On 29.07.2013 22:36, Christopher Schultz wrote:
> Rainer,
> 
> On 7/29/13 1:22 PM, Rainer Jung wrote:
>> On 29.07.2013 17:26, Nicholas Williams wrote:
>>> On Mon, Jul 29, 2013 at 10:18 AM, Christopher Schultz 
>>> <ch...@christopherschultz.net> wrote:
> 
>>>>> If it's a resources limitation, I have a publicly-accessible 
>>>>> TeamCity server with an unlimited OpenSource license hosting 
>>>>> Windows 7, Mac OS X SLeopard/Lion/MLion, Debian, RedHat, and
>>>>> SuSE agents that I would be happy to donate some resources
>>>>> from.
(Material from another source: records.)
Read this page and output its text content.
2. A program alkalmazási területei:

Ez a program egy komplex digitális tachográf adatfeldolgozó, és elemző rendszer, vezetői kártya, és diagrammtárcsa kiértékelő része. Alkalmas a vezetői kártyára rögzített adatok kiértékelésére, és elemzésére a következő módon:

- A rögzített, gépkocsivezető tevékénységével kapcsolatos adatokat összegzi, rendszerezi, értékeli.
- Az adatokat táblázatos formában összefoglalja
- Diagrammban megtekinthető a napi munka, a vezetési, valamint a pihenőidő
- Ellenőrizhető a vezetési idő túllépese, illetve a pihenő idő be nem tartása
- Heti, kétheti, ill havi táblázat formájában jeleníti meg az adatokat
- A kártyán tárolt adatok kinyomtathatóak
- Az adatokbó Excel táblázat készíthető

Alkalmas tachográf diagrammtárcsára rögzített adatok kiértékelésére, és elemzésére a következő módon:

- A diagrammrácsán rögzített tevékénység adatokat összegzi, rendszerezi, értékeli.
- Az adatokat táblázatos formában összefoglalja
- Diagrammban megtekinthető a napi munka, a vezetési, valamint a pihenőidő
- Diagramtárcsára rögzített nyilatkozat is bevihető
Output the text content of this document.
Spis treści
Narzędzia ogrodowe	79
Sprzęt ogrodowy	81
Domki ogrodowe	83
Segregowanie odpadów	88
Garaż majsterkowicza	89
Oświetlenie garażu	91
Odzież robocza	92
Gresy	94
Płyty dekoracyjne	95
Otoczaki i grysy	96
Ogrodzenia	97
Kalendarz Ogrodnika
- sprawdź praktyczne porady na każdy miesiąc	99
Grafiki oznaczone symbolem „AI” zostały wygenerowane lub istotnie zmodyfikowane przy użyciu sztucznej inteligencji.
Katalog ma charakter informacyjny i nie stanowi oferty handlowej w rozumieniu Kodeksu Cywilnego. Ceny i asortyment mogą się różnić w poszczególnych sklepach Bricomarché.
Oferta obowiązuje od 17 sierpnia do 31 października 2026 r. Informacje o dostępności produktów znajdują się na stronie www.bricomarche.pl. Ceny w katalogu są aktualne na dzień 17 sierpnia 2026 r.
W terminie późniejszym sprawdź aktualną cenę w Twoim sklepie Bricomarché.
It's not very busy and would have plenty of time to run
>>>>> CI, SNAPSHOT, and RC builds for all of the platforms.
>>>>
>>>> No, the problem is that there are so many different
>>>> combinations of platform, environment, etc. that it would
>>>> represent an explosion of options that would never meet
>>>> everyone's needs.
>>>>
>>>> Building mod_jk just isn't that difficult. The only legitimate 
>>>> complaint that I have heard is that most responsible admins
>>>> don't have a build chain available on a production server. We
>>>> solve that by building on a test server and pushing the
>>>> binaries out to our production servers. Others may do other
>>>> things.
>>>>
>>>> I do know that Debian-based distros of Linux can install the 
>>>> "libapache2-mod-jk" package, though it is often out-of-date
>>>> with respect to the currently-available version. Inexplicably,
>>>> Red Hat does not provide mod_jk binaries through their package
>>>> manager. I'm not sure about Suse and others.
>>>
>>> Understood. I don't know about others, but SuSE DOES provide
>>> mod_jk in their package manager. That's how I installed it. Even
>>> so, it's rarely even close to up-to-date. Usually about a year or
>>> two behind.
> 
>> We had times where we did provide some Linux binaries. Development
>> for mod_jk has slowed down, many distributions contain a reasonable
>> version of it and no one in the team is really interested in
>> providing binaries so it wasn't a priority. It surely is a mixture
>> of time and technical resources but probably even more we don't
>> feel it's an important itch to scratch.
> 
>> I wouldn't oppose if someone stood up and wanted to provide
>> binaries, but it should be someone in our web of trust, because we
>> can't validate binaries we get from outside. So we don't want to
>> officially distribute contributed binaries.
> 
>> If there were such a person, she might happily comeback to your
>> offer concerning build platforms though the ASF has quite a few
>> build servers as well.
> 
> Don't forget about the long internal argument(s) about building on
> untrusted machines, etc. How far does the ASF trust its contributors
> to produce binaries?

That's why I wrote "someone in our web of trust" and "So we don't want
to officially distribute contributed binaries." ;)

Typically our web of trust would mean "committers", but in some
situations it might be a slightly different group.